The Palazzo Girardi Zecchini or Benzi Zecchini all Madonna dell'Orto is a 15th-century palace located near the church of Madonna dell'Orto in the sestiere of Cannaregio of Venice, Italy.

==History==
The palace was founded by the Lioncini family at the edge of the city, and became property of Mazza family by 1575. The Girardi family, originally from Bergamo, which later appropriated the Zecchini name by marriage, rebuilt the palace in part. Their heraldic symbols was found sculpted on the well in the courtyard. But, construction proceeded slowly, and marble that had been intended for this palace was sold to Pesaro family for their palace at San Stae parish in 1635.

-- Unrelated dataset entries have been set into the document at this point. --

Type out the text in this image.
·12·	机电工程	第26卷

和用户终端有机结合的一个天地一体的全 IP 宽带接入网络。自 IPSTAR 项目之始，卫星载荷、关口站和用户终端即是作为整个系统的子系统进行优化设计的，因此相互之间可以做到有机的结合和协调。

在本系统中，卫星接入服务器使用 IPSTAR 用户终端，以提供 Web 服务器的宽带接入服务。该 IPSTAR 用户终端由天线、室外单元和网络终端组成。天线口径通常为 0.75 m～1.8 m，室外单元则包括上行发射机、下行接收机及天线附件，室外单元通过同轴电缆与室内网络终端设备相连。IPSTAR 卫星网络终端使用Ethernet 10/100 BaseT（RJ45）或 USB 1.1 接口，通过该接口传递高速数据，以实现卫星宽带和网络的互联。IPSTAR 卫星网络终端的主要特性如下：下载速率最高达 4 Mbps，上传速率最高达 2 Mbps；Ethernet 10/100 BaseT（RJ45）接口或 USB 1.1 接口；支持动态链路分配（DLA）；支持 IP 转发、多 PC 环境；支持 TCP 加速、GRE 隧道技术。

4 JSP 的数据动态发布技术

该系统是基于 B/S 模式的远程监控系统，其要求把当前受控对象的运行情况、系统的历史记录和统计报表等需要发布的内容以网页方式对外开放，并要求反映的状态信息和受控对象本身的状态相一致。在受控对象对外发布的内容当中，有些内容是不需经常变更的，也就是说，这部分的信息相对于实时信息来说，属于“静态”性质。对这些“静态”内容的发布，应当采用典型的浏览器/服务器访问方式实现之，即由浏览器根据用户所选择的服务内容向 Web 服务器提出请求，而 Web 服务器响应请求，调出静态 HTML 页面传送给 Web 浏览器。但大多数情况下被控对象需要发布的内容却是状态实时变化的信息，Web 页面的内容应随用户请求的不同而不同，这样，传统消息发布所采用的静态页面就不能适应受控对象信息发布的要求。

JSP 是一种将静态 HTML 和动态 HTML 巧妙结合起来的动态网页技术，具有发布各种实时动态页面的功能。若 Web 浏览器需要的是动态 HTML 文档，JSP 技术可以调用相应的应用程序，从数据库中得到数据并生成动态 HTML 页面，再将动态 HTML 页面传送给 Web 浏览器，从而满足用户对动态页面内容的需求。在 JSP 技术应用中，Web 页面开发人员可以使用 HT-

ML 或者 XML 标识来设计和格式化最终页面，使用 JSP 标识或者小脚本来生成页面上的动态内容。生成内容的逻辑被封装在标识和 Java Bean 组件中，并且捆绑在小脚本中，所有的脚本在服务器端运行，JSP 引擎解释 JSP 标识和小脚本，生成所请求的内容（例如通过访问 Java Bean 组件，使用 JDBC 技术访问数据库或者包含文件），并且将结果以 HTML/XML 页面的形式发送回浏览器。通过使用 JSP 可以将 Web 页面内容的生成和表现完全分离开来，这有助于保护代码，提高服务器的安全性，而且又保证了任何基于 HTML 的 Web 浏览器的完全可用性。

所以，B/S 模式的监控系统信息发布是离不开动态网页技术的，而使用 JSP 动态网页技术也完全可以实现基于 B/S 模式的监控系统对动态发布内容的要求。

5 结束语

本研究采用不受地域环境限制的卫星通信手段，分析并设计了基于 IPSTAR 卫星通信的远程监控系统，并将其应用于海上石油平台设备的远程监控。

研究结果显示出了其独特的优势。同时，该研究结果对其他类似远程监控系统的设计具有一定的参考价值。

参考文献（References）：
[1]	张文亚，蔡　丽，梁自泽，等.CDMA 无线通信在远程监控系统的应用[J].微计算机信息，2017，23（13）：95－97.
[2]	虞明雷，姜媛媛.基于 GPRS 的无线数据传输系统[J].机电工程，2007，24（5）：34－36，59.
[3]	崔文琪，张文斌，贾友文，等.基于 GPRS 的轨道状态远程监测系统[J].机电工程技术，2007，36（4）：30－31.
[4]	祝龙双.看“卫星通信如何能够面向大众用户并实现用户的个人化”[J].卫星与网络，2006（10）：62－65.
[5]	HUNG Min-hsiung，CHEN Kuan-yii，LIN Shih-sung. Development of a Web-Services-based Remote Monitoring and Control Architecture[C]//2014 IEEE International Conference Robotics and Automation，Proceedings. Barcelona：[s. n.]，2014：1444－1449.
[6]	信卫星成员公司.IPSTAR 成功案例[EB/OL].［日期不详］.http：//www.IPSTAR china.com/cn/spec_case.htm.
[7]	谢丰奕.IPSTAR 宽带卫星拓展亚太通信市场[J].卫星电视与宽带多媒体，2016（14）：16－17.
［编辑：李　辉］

The Benzi name was attached to the Zecchini when Valeria, daughter of Laura Girardi Zecchini and Benigno Benzi from a Turinese family married in 1635. In 1828, Elisabetta Casser, the aged widow of the last Benzi-Zecchini left palace in 1837 to Casa di Ricovero di Venezia, an orphanage, where babies could be dropped off by basket from the canal.

A Villa Benzi Zecchini in the town limits of Caerano di San Marco was also willed by Elisabetta to the comune for the care of the infirm. The villa is now used for cultural events and exhibitions.